Kinetics (Chapters 2 and 4) introduces forces and moments. Three complementary approaches are available:

Method	Best used when
Newton’s 2nd Law (\(\mathbf{F} = m\mathbf{a}\), \(M = I\alpha\))	Forces known as functions of position or time; need acceleration or internal forces
Work-Energy (\(T_1 + U = T_2\))	Forces known as functions of position; need speed/position relationship; no need for time
Impulse-Momentum (\(m\mathbf{v}_1 + \int \mathbf{F}\,dt = m\mathbf{v}_2\))	Forces known as functions of time, or impulsive forces; need velocity change over a time interval

The rigid-body versions of work-energy and impulse-momentum are direct extensions of the particle equations, with the kinetic energy gaining a rotational term \(\tfrac{1}{2}I_G\omega^2\) and the angular impulse-momentum equation adding the rotational degree of freedom.

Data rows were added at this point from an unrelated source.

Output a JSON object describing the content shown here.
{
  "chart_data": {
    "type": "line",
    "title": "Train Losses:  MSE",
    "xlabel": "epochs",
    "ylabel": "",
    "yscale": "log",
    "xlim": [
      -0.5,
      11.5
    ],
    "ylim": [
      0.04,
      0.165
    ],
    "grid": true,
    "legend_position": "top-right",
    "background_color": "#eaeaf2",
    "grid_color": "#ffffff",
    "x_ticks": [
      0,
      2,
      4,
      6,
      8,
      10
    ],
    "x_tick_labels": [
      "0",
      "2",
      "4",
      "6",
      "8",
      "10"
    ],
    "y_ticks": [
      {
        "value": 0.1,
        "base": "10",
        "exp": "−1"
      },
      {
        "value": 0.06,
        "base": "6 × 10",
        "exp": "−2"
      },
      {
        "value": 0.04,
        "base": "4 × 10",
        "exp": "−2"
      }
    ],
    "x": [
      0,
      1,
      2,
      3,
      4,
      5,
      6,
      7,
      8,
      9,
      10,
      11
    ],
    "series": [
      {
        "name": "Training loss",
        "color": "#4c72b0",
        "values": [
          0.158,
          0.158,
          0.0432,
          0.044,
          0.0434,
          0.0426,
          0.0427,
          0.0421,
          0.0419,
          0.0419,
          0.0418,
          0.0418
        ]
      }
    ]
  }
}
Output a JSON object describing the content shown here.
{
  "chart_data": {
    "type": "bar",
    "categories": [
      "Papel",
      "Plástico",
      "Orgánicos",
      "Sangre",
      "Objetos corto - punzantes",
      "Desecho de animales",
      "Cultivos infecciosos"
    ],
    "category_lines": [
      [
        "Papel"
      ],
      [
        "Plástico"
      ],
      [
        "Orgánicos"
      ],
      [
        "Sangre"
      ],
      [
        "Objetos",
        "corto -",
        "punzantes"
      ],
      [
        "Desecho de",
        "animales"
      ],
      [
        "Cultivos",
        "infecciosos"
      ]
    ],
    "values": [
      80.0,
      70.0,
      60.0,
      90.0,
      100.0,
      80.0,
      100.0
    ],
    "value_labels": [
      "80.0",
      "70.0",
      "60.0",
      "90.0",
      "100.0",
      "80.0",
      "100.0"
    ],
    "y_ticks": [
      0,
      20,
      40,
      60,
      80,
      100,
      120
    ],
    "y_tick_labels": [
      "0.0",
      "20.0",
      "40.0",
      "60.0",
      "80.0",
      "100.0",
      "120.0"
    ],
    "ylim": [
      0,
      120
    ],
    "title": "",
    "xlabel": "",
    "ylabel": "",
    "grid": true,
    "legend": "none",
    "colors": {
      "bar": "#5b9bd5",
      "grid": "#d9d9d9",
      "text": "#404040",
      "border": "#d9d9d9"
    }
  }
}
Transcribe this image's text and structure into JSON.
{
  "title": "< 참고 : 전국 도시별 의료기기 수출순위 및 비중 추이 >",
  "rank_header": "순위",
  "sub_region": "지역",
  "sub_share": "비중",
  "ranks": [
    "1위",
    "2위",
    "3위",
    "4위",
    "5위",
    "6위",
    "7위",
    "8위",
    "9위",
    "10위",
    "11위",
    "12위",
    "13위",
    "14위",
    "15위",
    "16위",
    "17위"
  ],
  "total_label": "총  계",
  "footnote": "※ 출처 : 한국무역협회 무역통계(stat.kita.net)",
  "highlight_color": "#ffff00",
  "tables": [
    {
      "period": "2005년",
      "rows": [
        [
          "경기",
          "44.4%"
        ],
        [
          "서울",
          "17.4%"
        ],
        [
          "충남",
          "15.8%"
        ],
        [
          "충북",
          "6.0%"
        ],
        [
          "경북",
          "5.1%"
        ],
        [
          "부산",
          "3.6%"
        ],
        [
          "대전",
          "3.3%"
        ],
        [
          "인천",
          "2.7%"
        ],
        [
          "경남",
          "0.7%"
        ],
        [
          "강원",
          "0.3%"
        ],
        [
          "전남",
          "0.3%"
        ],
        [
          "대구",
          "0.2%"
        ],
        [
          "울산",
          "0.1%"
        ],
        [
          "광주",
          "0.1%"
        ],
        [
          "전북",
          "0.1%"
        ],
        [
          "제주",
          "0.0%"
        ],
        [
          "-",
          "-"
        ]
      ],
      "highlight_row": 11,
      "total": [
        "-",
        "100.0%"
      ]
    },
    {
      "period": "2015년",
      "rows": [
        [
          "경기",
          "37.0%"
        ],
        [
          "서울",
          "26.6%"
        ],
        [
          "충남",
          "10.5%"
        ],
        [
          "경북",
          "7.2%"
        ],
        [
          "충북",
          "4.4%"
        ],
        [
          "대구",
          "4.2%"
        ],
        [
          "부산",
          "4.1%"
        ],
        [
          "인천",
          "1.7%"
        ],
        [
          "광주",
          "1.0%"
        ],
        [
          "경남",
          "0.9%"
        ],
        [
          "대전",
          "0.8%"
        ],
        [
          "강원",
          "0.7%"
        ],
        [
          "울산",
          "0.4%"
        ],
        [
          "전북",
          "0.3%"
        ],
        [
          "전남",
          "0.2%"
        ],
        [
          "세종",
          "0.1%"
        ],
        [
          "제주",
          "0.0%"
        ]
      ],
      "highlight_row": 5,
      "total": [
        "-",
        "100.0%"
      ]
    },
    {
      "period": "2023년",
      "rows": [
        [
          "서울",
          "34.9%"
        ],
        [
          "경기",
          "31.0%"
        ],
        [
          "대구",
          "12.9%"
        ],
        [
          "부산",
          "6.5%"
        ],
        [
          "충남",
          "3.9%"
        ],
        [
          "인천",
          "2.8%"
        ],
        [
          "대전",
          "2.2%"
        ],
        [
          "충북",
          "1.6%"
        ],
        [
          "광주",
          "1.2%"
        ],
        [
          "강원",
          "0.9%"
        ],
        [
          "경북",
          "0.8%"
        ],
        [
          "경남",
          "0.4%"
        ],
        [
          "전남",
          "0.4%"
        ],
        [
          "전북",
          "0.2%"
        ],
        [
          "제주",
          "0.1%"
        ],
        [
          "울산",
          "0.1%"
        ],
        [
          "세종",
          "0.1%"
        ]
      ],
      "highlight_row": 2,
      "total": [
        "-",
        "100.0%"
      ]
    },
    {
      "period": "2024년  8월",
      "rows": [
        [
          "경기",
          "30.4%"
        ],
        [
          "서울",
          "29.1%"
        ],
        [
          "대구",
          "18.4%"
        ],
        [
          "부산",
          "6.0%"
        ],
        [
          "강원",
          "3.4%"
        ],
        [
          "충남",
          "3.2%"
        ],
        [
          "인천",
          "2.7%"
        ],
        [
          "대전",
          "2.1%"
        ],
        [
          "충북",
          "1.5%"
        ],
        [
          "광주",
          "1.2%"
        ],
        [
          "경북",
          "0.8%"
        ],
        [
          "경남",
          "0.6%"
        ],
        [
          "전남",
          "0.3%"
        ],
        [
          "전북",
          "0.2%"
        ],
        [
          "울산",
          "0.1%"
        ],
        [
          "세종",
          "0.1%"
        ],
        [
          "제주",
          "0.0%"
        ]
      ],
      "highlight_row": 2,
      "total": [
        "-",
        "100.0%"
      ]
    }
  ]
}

A common pitfall in planar rigid-body problems is taking moments about a point that is neither the center of mass nor a fixed pivot. The equation \(\sum M_P = I_P \alpha\) is generally incorrect unless \(P\) is the center of mass or a fixed (instantaneously stationary) point. When taking moments about any other point \(P\), the full equation must include the moment of \(m\mathbf{a}_G\) about \(P\): \[ \sum M_P = I_G\alpha + \mathbf{r}_{G/P} \times m\mathbf{a}_G \]

Forgetting this correction is one of the most frequent sources of error in rigid-body kinetics.

The progression from particles to rigid bodies reflects a fundamental principle in mechanics: each idealization introduces additional degrees of freedom. A particle has three translational degrees of freedom. A rigid body in planar motion has three (two translational, one rotational). The kinematic equations grow accordingly, and the kinetics equations grow in parallel. This modularity — where more complex models extend rather than replace simpler ones — is the hallmark of classical mechanics as formulated by Newton, Euler, and Lagrange.